I’m not participating in the walk to work protests not because I do not realise the inflation but because I recognise, walk to work is a sheep in wolf’s clothing. Except the people who have been imprisoned, the young who have lost their lives needlessly, the property which has been destroyed- nothing good has come out of it. It is a platform where little known politicians are trying to get recognition, where those who have outlived their service and appeal are trying to regain favour, where the high use the low to their own ends.
However, that is not the only reason. I realise that I am not bound by the economies of the world being in this world but not of it. God says He shall supply my needs according to His riches in glory. And in this time, I realise that giving is better than receiving- that we should learn to share, learn to not hold back our hands but freely give, and our God is faithful- He loves a cheerful giver. I have learnt a lot about giving in this month and I know God is leading me into a place where I take giving opportunities just as seriously I would receiving opportunities.
You know how a street kid comes up to you and you have a programmed response to say you don’t have? That should change- seeing as God gave us not because we deserved. Many of us like to qualify those we give, but that is not how God reached to us in His Son Jesus Christ. He gave regardless how we looked, how bad we were, how good we were- He gave. In this time of seeming inflation, perhaps learn to give, I am sure you will not regret it especially if it is with a cheerful heart.

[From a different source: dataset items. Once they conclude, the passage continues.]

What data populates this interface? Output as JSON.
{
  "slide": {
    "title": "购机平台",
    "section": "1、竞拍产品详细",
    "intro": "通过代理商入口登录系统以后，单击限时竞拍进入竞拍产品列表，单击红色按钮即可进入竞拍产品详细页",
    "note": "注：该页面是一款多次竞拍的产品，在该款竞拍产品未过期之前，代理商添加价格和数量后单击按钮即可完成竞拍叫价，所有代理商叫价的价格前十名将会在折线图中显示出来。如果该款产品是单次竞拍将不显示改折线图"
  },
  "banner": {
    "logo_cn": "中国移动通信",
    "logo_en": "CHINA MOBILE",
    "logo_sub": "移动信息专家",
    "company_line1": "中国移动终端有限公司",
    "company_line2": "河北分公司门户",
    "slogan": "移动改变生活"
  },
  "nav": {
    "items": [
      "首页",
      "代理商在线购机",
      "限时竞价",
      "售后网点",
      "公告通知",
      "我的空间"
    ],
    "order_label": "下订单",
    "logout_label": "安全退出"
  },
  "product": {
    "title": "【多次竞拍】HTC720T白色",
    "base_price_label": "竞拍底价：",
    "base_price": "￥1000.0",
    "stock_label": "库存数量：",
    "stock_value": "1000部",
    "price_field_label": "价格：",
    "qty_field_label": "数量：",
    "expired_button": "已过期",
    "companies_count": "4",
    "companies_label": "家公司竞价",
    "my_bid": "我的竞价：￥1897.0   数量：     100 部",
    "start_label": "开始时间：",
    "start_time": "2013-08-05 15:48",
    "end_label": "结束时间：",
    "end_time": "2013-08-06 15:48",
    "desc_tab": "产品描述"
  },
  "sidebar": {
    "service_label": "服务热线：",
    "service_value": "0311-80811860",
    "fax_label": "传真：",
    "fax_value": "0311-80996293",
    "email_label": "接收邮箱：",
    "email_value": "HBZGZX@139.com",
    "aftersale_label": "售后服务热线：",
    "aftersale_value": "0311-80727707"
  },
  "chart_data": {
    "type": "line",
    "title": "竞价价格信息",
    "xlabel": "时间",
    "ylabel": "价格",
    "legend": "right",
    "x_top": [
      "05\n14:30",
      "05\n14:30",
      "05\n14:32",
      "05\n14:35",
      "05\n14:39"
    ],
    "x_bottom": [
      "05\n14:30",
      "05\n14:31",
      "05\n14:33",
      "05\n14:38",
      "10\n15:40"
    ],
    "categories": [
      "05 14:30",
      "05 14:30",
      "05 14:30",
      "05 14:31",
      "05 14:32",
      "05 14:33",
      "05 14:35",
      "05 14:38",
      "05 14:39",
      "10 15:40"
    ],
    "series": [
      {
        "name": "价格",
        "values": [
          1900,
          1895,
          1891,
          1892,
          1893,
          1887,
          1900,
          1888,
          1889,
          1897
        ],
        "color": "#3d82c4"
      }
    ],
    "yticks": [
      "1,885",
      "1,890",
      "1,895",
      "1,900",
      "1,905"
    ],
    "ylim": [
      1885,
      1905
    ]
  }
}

I was able to complete the ten weeks new life class at Church and I am glad I finally did. After 3 or 4 years in this Church, I did get through that class and hope to go to the next level. It is not really about a certificate or accomplishing something but to me it is about being grounded and getting more involved in Church.
However even as I enjoyed the treasures of God, I had struggles too. I have gone through periods of Romans 7 where the good I want to do I do not, and the bad I would not do , I do. It is a classical sin that so easily besets. In my reading however, I discover that I need to reach the end of myself- I need to die. And yes I have been through this over and over but gracefully God keeps showing me I need to die. I need to reach the end of myself. I need to accept my blindness so Christ can give me sight. It is a struggle I wish I did not have but God is not wasteful. In everything He sees the opportunity to grow me and the things I have learnt from this struggle are invaluable.
As for the crushes I have now and again, this time I think I have learnt to value them less. I have learnt the art of the background study, the counting of the cost. Not making mountain of mole hills and it has helped.
Work. New challenges, my prayer is to rise up to them with inventiveness.
I am waiting for July, for a special reason. Will holla when the time comes.
I also saw my first play in a long time with a dear recently- The Twelfth Night- it was such a dreamy experience- as if I was in heaven. Loved every moment.
Friend of mine got married. Now I also want to get married. Why? Because I know it is possible. lol. Anyway, God knows how mine will happen.
Things I need to work on this month are giving and obeying. So help me God.